Você está cansado da rotina e um pouco triste. Por estar longe de casa e dos amigos, percebe que precisa socializar e festejar para levantar o astral. Você planeja um evento com seus amigos. Em seguida, pergunta quais são as coordenadas para acessar o local da festa. E um de seus amigos é direto: “Vou mandar o link.” Então, você coloca seus óculos virtuais, vai para seu cômodo-estúdio, que serve de infraestrutura de conectividade, e “mergulha” na realidade virtual. Você prepara seu avatar, escolhendo as melhores roupas e acessórios e entra na sala da sua tribo. A festa dura quatro horas em um espaço amplo e decorado, com muita música, dança, jogos e efeitos especiais que custariam caro e seriam muito mais difíceis de se reproduzir no mundo real.
Com a chegada do metaverso, a necessidade de estar próximo de quem se ama, mesmo em tempos de isolamento, será suprida pela possibilidade de interagir “tête-à-tête” com pessoas e objetos em ambientes ricos de estímulos em primeira pessoa, emulando, com grande verossimilhança, lugares e eventos típicos da nossa vida cotidiana.
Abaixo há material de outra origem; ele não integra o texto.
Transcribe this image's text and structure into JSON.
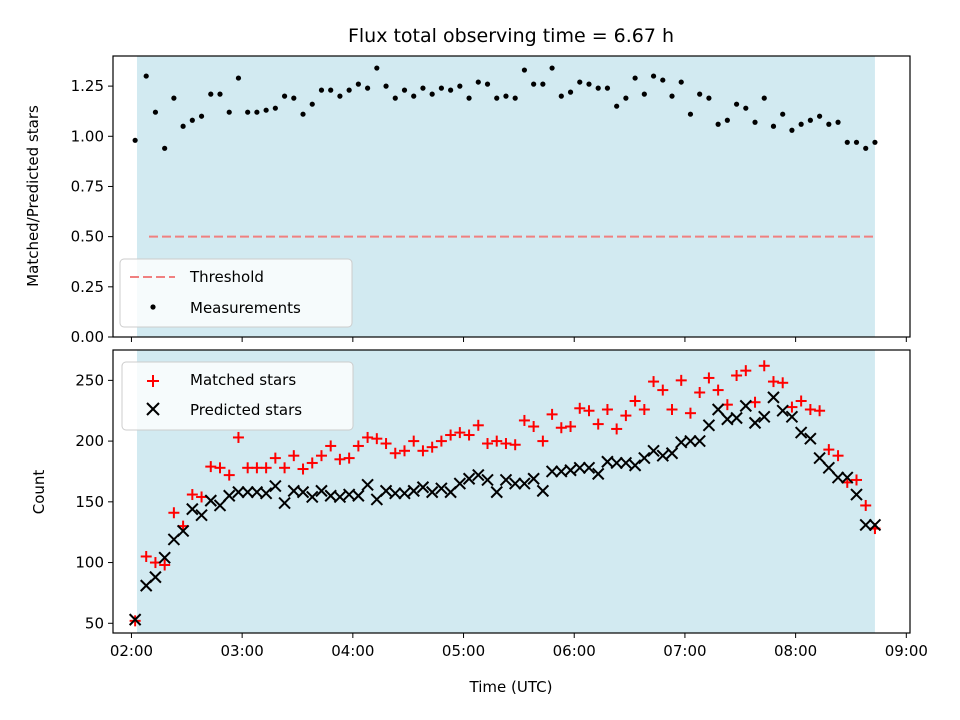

Já não se tratará apenas de interações por meio de uma tela, mas sim de ter uma experiência de convívio em outra dimensão.
A partir da infraestrutura de internet ultrarrápida (5G), da otimização extremamente avançada dos hardwares e softwares gráficos, da implementação do aprendizado de máquina, da programação avançada e da inteligência artificial, a tecnologia que possibilitará o metaverso atingirá níveis de riqueza de detalhes e de imersão incríveis. Mas como isso afetará a nossa vida realmente? Nos predispomos, neste artigo, a tentar responder essa pergunta, abordando todos os efeitos desse novo paradigma para a sociedade ultraconectada.
Poder e potencial
Ainda é difícil definir o que é metaverso e mensurar todo o seu poder e potencial para o agora e para o futuro. No momento, porém, já podemos imaginar algumas coisas óbvias: imersões proporcionadas por óculos especiais para reuniões de escritório, “resenhas” com amigos, compras em réplicas de supermercados ou apenas acomodar-se em sua própria sala decorada e projetada para o seu “bel-prazer” para assistir a um filme na Netflix por meio de uma janela flutuante.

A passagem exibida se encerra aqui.